Success and insecurity go hand in hand. The most successful people in the world know that they're not the foremost experts in the thing that made them successful. When you are great at what you do, deep inside you know you're not "the best" -- and you join the rest of the world's foremost CEOs, authors, thinkers and high achievers in a secret shameful belief: You are an imposter, have leapfrogged far more qualified people by tricking the world into believing you earned or deserve your success.
The imposter syndrome is an illusion, an artifact of perhaps the most important and widespread erroneous assumption humans have.
We assume that expertise is good. We believe that the more we know about something, the better we are able to do it. We consider experience, knowledge and mastery the holy grail of success.
However we phrase it, the assumption that expertise is the key to reaching the top of our fields is simply wrong.
As a species, our timing sucks. We are born with unbounded creativity, unaware even that horizons exist, much less that we should try to reach them. Unfortunately, we are also born without any of the tools we need to turn creativity into progress. As we gather the expertise and education necessary to implement our dreams, we internalize generations of flawed assumptions, harmful rules, and unnecessary limitations. By the time we have the tools we need to act on our creativity, our creativity is sitting, crushed, in the corner of our lives.
The price of expertise is creativity -- but there is a sweet spot. Breakthroughs -- world changing, life changing, massive innovations -- require that we know enough to know what is possible, but we not internalize what is thought by "experts" to be impossible.
A little knowledge is not a dangerous thing. It is an empowering thing.
The world's most prolific inventors normally made their most important breakthroughs outside of their field of study (if they even had a field of study). They learn enough to dream of possible solutions, but not such much that those dreams are ignored because they conflict with what we "know" to be impossible.

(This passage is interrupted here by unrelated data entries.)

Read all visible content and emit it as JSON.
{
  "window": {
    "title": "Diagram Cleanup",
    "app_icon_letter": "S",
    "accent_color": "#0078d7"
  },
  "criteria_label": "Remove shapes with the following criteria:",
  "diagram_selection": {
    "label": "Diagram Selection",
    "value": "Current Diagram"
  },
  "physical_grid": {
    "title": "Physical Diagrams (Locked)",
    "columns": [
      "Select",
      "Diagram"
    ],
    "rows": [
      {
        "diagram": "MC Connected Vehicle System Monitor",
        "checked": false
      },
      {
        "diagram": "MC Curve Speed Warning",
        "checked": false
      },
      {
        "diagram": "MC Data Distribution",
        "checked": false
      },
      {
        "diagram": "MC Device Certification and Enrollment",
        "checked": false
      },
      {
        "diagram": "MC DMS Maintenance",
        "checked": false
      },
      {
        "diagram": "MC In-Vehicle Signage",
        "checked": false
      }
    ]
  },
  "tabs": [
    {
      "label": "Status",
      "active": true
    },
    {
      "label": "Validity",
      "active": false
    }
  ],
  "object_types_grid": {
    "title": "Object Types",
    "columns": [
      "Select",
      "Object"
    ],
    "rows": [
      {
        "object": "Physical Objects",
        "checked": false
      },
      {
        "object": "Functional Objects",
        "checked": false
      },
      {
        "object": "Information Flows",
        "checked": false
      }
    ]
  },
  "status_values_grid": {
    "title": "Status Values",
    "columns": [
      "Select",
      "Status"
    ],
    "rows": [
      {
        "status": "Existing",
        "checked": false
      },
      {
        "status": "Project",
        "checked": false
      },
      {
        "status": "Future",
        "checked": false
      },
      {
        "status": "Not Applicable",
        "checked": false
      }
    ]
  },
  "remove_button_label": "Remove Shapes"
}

I have more than 100 issued patents, and I'm proud to say that I am far from the most educated and knowledge person in any of the fields of my inventions. I am an imposter. In fact, I am a super imposter. I'm super-imposter-man, and I do it on purpose, because embracing innovation means embracing breakthroughs that the non-imposters "know" to be impossible.
I'm not talking about faking it completely -- but innovators never fake it. We innovate because we love limitless horizons. We learn because we need to know enough to innovate. We stop learning when people start to teach us what we can't do.
The experts who think they are staying in their intellectual comfort zone are really floating in a creative dead zone. Comfort means a lack of risk, a complacency driven by knowledge of the limits. Nobody has ever won a race by staying in their comfort zone, and you are no different.
Let's stop calling it the "imposter syndrome" and start calling it what it really is: The power to innovate in somebody else's field. The Imposter Superpower.